Tags

, , , , , , , , ,

Two Ozarks Rivers

Back in April, I wrote an appreciation/commentary on a new book by Leland and Crystal Payton, Damming the Osage. Today I’d like to revisit a classic book from a different part of the landscape, Oliver Schuchard and Steve Kohler’s Two Ozark Rivers.

The hardcover edition of Two Ozark Rivers was published in 1984 by the University of Missouri Press, and the press released a paperback version in 1996 that remains in print. At the time of its original publication, the two Ozark rivers of the title — the Current and the Jacks Fork — had only recently been placed under federal oversight via the Ozark National Scenic Riverways, and the text of the book feels somewhat dated today because of its creation during that heady time. Interesting to note that the Riverways recorded 1.9 million visitors in 1982, but today that number has actually declined to about 1.4 million.

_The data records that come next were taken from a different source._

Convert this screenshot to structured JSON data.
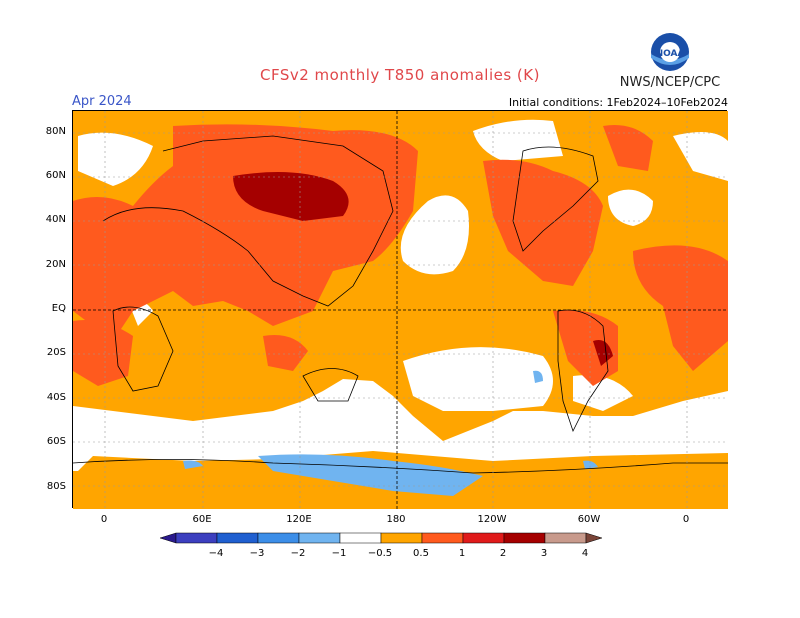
{
  "title": "CFSv2 monthly T850 anomalies (K)",
  "month": "Apr 2024",
  "initial_conditions": "Initial conditions: 1Feb2024–10Feb2024",
  "agency": "NWS/NCEP/CPC",
  "logo_text": "NOAA",
  "lat_labels": [
    "80N",
    "60N",
    "40N",
    "20N",
    "EQ",
    "20S",
    "40S",
    "60S",
    "80S"
  ],
  "lon_labels": [
    "0",
    "60E",
    "120E",
    "180",
    "120W",
    "60W",
    "0"
  ],
  "colorbar": {
    "labels": [
      "−4",
      "−3",
      "−2",
      "−1",
      "−0.5",
      "0.5",
      "1",
      "2",
      "3",
      "4"
    ],
    "colors": [
      "#2a1a8c",
      "#3c3fbf",
      "#1f5fd0",
      "#3c8ee8",
      "#70b4f0",
      "#ffffff",
      "#ffa500",
      "#ff5a1e",
      "#e01a1a",
      "#a50000",
      "#c89a8c",
      "#7a4438"
    ]
  },
  "colors": {
    "title": "#e0474a",
    "month": "#3a56c8",
    "anomaly_05_1": "#ffa500",
    "anomaly_1_2": "#ff5a1e",
    "anomaly_2_3": "#e01a1a",
    "anomaly_3_4": "#a50000",
    "anomaly_neg": "#70b4f0"
  }
}
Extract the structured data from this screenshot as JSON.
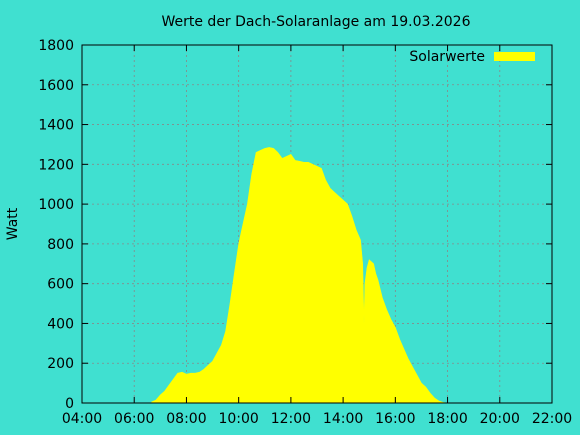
{
  "chart_data": {
    "type": "area",
    "title": "Werte der Dach-Solaranlage am 19.03.2026",
    "ylabel": "Watt",
    "xlabel": "",
    "xlim": [
      "04:00",
      "22:00"
    ],
    "ylim": [
      0,
      1800
    ],
    "x_ticks": [
      "04:00",
      "06:00",
      "08:00",
      "10:00",
      "12:00",
      "14:00",
      "16:00",
      "18:00",
      "20:00",
      "22:00"
    ],
    "y_ticks": [
      0,
      200,
      400,
      600,
      800,
      1000,
      1200,
      1400,
      1600,
      1800
    ],
    "grid": true,
    "legend": "top-right",
    "colors": {
      "background": "#40E0D0",
      "series": "#FFFF00"
    },
    "series": [
      {
        "name": "Solarwerte",
        "x": [
          "06:40",
          "06:50",
          "07:00",
          "07:10",
          "07:20",
          "07:30",
          "07:40",
          "07:50",
          "08:00",
          "08:10",
          "08:20",
          "08:30",
          "08:40",
          "08:50",
          "09:00",
          "09:10",
          "09:20",
          "09:30",
          "09:40",
          "09:50",
          "10:00",
          "10:05",
          "10:10",
          "10:20",
          "10:30",
          "10:40",
          "10:50",
          "11:00",
          "11:10",
          "11:20",
          "11:30",
          "11:40",
          "11:50",
          "12:00",
          "12:10",
          "12:20",
          "12:30",
          "12:40",
          "12:50",
          "13:00",
          "13:10",
          "13:20",
          "13:30",
          "13:40",
          "13:50",
          "14:00",
          "14:10",
          "14:20",
          "14:30",
          "14:40",
          "14:45",
          "14:48",
          "14:50",
          "14:55",
          "15:00",
          "15:10",
          "15:15",
          "15:20",
          "15:30",
          "15:40",
          "15:50",
          "16:00",
          "16:10",
          "16:20",
          "16:30",
          "16:40",
          "16:50",
          "17:00",
          "17:10",
          "17:20",
          "17:30",
          "17:40",
          "17:50",
          "18:00"
        ],
        "values": [
          5,
          15,
          40,
          60,
          90,
          120,
          150,
          155,
          145,
          150,
          150,
          155,
          170,
          190,
          210,
          250,
          290,
          360,
          500,
          650,
          800,
          850,
          900,
          1000,
          1150,
          1260,
          1270,
          1280,
          1285,
          1280,
          1260,
          1230,
          1240,
          1250,
          1220,
          1215,
          1210,
          1210,
          1200,
          1190,
          1180,
          1120,
          1080,
          1060,
          1040,
          1020,
          1000,
          940,
          870,
          820,
          700,
          400,
          600,
          680,
          720,
          700,
          650,
          620,
          530,
          470,
          420,
          380,
          320,
          270,
          220,
          180,
          140,
          100,
          80,
          50,
          25,
          10,
          3,
          0
        ]
      }
    ]
  }
}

The best parts of the book’s text, in my opinion, are the fourth and fifth chapters, “Devastation” and “Preservation,” which give succinct, well-researched summaries of the area’s transformation at the hands of big lumber interests around the turn of the 20th century, and of the contested efforts to set aside portions of that land as part of the National Park Service. Kohler is at his best when he recounts a narrative; the earlier chapters have too much of the adjective + noun + random statistic that I associate with National Geographic writing style, in which the essence of a location is supposedly conveyed by a combination of personal anecdote and encyclopedia entry. But once he starts putting that research to use in telling a concentrated history, the pace picks up and the prose takes life.

Schuchard’s gift for landscape photography shines throughout the book. In fact, the human artifacts photographed here — barns, schoolhouses, drugstores, churches, canoe rentals — are unpopulated. Only a page of portraits provides human faces to the Ozark story. The landscape photographs are sized large and given lots of room on the page, and they have a quietness to them that perfectly matches the understated beauty of the Ozarks landscape.

I suppose you could call this a “coffee-table book,” but in both prose and photography it goes beyond that term. As I said, it’s still in print from the University Press, and it’s well worth the purchase.